Why Runway is Focusing on the Robotics Industry for Future Revenue Expansion
For the past seven years, Runway has been at the forefront of visual-generation technologies tailored for the creative industry. The company is now venturing into robotics as a fresh path for innovation.
Located in New York, Runway is celebrated for its AI-powered video and photo generation models that utilize large language models to recreate reality with stunning accuracy. Notable advancements include the March launch of Gen-4 for video generation and the July introduction of Runway Aleph, a video editing model.
As Runway’s models have progressed to resemble real life more closely, interest from robotics and autonomous vehicle manufacturers has surged. Anastasis Germanidis, the co-founder and CTO of Runway, shared his perspectives on this transition with TechCrunch.
“We recognize that our capacity to simulate the world holds vast potential beyond entertainment, even though entertainment remains a key and expanding focus for us,” Germanidis stated. “This capability enhances the scalability and cost-effectiveness of training [robotic] algorithms that interact with real-world environments, whether in robotics or self-driving technology.”

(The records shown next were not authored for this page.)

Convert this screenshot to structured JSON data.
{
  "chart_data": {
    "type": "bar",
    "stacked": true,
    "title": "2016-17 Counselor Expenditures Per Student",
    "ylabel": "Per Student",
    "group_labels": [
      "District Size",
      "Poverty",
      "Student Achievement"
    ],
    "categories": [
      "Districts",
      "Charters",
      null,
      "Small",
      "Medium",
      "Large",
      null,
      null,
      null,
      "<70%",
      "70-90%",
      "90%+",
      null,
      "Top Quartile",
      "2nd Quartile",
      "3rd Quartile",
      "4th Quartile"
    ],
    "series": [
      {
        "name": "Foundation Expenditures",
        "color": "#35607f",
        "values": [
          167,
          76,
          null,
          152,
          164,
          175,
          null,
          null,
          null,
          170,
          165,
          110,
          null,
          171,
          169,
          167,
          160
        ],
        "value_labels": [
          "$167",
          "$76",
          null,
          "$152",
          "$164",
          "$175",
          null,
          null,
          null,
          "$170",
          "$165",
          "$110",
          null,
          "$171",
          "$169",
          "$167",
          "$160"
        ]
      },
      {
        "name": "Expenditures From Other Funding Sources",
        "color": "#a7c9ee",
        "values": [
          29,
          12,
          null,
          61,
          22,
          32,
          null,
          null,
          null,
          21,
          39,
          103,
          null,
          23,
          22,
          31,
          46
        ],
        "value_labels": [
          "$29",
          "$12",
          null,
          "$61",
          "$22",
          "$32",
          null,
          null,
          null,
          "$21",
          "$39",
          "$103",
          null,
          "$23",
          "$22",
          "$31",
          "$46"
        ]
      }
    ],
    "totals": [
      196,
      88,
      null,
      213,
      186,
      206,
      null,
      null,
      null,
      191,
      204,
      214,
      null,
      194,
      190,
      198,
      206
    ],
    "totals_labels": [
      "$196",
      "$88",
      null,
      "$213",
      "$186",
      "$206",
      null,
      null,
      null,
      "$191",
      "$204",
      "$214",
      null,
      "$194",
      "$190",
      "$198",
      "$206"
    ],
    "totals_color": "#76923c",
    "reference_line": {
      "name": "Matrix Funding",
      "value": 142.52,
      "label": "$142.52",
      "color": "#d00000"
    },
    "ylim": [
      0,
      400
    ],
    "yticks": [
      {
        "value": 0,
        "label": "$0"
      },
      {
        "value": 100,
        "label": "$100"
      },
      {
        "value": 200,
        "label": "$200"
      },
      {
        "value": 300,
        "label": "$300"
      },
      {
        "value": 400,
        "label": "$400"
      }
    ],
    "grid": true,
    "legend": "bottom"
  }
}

Germanidis noted that the exploration of robotics and autonomous vehicles was not part of Runway’s initial vision at its inception in 2018. It was through outreach from these sectors that the company understood its models have a broader range of applications than originally expected.
Robotics companies are utilizing Runway’s technology for diverse training scenarios. Germanidis highlighted that training robots and autonomous vehicles in real-world environments is costly, labor-intensive, and challenging to scale.

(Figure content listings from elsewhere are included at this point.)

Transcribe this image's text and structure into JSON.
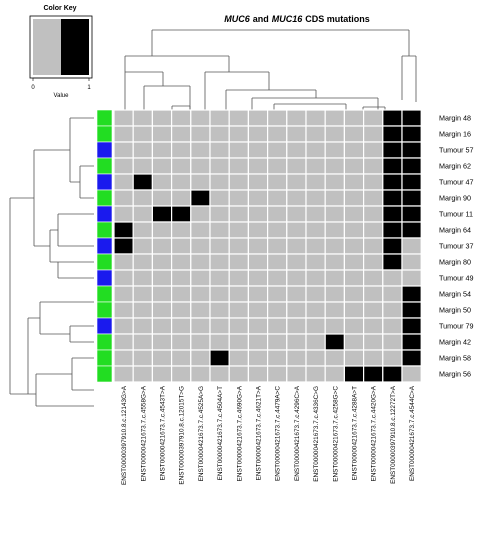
{
  "chart_data": {
    "type": "heatmap",
    "title": {
      "gene1": "MUC6",
      "conj": "and",
      "gene2": "MUC16",
      "rest": "CDS mutations"
    },
    "color_key": {
      "title": "Color Key",
      "xlabel": "Value",
      "ticks": [
        "0",
        "1"
      ],
      "colors": [
        "#c0c0c0",
        "#000000"
      ]
    },
    "row_side_colors": {
      "Margin": "#22dd22",
      "Tumour": "#1a1aee"
    },
    "columns": [
      "ENST00000397910.8.c.12143G>A",
      "ENST00000421673.7.c.4558G>A",
      "ENST00000421673.7.c.4543T>A",
      "ENST00000397910.8.c.12015T>G",
      "ENST00000421673.7.c.4525A>G",
      "ENST00000421673.7.c.4504A>T",
      "ENST00000421673.7.c.4690G>A",
      "ENST00000421673.7.c.4621T>A",
      "ENST00000421673.7.c.4479A>C",
      "ENST00000421673.7.c.4296C>A",
      "ENST00000421673.7.c.4336C>G",
      "ENST00000421673.7.c.4258G>C",
      "ENST00000421673.7.c.4288A>T",
      "ENST00000421673.7.c.4420G>A",
      "ENST00000397910.8.c.12272T>A",
      "ENST00000421673.7.c.4544C>A"
    ],
    "rows": [
      {
        "name": "Margin 48",
        "group": "Margin",
        "values": [
          0,
          0,
          0,
          0,
          0,
          0,
          0,
          0,
          0,
          0,
          0,
          0,
          0,
          0,
          1,
          1
        ]
      },
      {
        "name": "Margin 16",
        "group": "Margin",
        "values": [
          0,
          0,
          0,
          0,
          0,
          0,
          0,
          0,
          0,
          0,
          0,
          0,
          0,
          0,
          1,
          1
        ]
      },
      {
        "name": "Tumour 57",
        "group": "Tumour",
        "values": [
          0,
          0,
          0,
          0,
          0,
          0,
          0,
          0,
          0,
          0,
          0,
          0,
          0,
          0,
          1,
          1
        ]
      },
      {
        "name": "Margin 62",
        "group": "Margin",
        "values": [
          0,
          0,
          0,
          0,
          0,
          0,
          0,
          0,
          0,
          0,
          0,
          0,
          0,
          0,
          1,
          1
        ]
      },
      {
        "name": "Tumour 47",
        "group": "Tumour",
        "values": [
          0,
          1,
          0,
          0,
          0,
          0,
          0,
          0,
          0,
          0,
          0,
          0,
          0,
          0,
          1,
          1
        ]
      },
      {
        "name": "Margin 90",
        "group": "Margin",
        "values": [
          0,
          0,
          0,
          0,
          1,
          0,
          0,
          0,
          0,
          0,
          0,
          0,
          0,
          0,
          1,
          1
        ]
      },
      {
        "name": "Tumour 11",
        "group": "Tumour",
        "values": [
          0,
          0,
          1,
          1,
          0,
          0,
          0,
          0,
          0,
          0,
          0,
          0,
          0,
          0,
          1,
          1
        ]
      },
      {
        "name": "Margin 64",
        "group": "Margin",
        "values": [
          1,
          0,
          0,
          0,
          0,
          0,
          0,
          0,
          0,
          0,
          0,
          0,
          0,
          0,
          1,
          1
        ]
      },
      {
        "name": "Tumour 37",
        "group": "Tumour",
        "values": [
          1,
          0,
          0,
          0,
          0,
          0,
          0,
          0,
          0,
          0,
          0,
          0,
          0,
          0,
          1,
          0
        ]
      },
      {
        "name": "Margin 80",
        "group": "Margin",
        "values": [
          0,
          0,
          0,
          0,
          0,
          0,
          0,
          0,
          0,
          0,
          0,
          0,
          0,
          0,
          1,
          0
        ]
      },
      {
        "name": "Tumour 49",
        "group": "Tumour",
        "values": [
          0,
          0,
          0,
          0,
          0,
          0,
          0,
          0,
          0,
          0,
          0,
          0,
          0,
          0,
          0,
          0
        ]
      },
      {
        "name": "Margin 54",
        "group": "Margin",
        "values": [
          0,
          0,
          0,
          0,
          0,
          0,
          0,
          0,
          0,
          0,
          0,
          0,
          0,
          0,
          0,
          1
        ]
      },
      {
        "name": "Margin 50",
        "group": "Margin",
        "values": [
          0,
          0,
          0,
          0,
          0,
          0,
          0,
          0,
          0,
          0,
          0,
          0,
          0,
          0,
          0,
          1
        ]
      },
      {
        "name": "Tumour 79",
        "group": "Tumour",
        "values": [
          0,
          0,
          0,
          0,
          0,
          0,
          0,
          0,
          0,
          0,
          0,
          0,
          0,
          0,
          0,
          1
        ]
      },
      {
        "name": "Margin 42",
        "group": "Margin",
        "values": [
          0,
          0,
          0,
          0,
          0,
          0,
          0,
          0,
          0,
          0,
          0,
          1,
          0,
          0,
          0,
          1
        ]
      },
      {
        "name": "Margin 58",
        "group": "Margin",
        "values": [
          0,
          0,
          0,
          0,
          0,
          1,
          0,
          0,
          0,
          0,
          0,
          0,
          0,
          0,
          0,
          1
        ]
      },
      {
        "name": "Margin 56",
        "group": "Margin",
        "values": [
          0,
          0,
          0,
          0,
          0,
          0,
          0,
          0,
          0,
          0,
          0,
          0,
          1,
          1,
          1,
          0
        ]
      }
    ],
    "grid": true,
    "legend_position": "top-left"
  }
}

While Runway acknowledges the limitations of replacing traditional real-world training, Germanidis asserted that companies can gain significant advantages from simulations produced with Runway’s models due to their precision.
TechCrunch Event
San Francisco
|
October 27-29, 2025
In contrast to real-world training, the application of these models enables precise testing of specific variables and scenarios while controlling other factors, he added.
“You can step back and simulate the outcomes of various actions,” he explained. “If a car takes this turn instead of that one, or executes this maneuver, what happens? Creating such scenarios in a consistent context is difficult in real life, as it’s hard to maintain all other environmental variables while assessing the impact of a specific action.”
Runway is not alone in this arena; Nvidia recently introduced the latest version of its Cosmos world models along with new robotic training frameworks earlier this month.
According to Germanidis, the company does not plan to launch a distinct line of models specifically for robotics and autonomous driving clients. Instead, Runway aims to enhance its existing models for these fields and is also focused on building a dedicated robotics team.
Germanidis mentioned that while these sectors weren’t part of the company’s initial pitch to investors, they have responded positively to this new direction. Runway has raised over $500 million from investors including Nvidia, Google, and General Atlantic, achieving a valuation of $3 billion.
“We view our company as grounded in a principle rather than merely reacting to market demands,” Germanidis remarked. “This principle revolves around simulation—enhancing the representation of the world. Once we develop powerful models, we can apply them across diverse markets and industries. We believe the sectors we have identified are already well-positioned and will continue to evolve, driven by the capabilities of generative models.”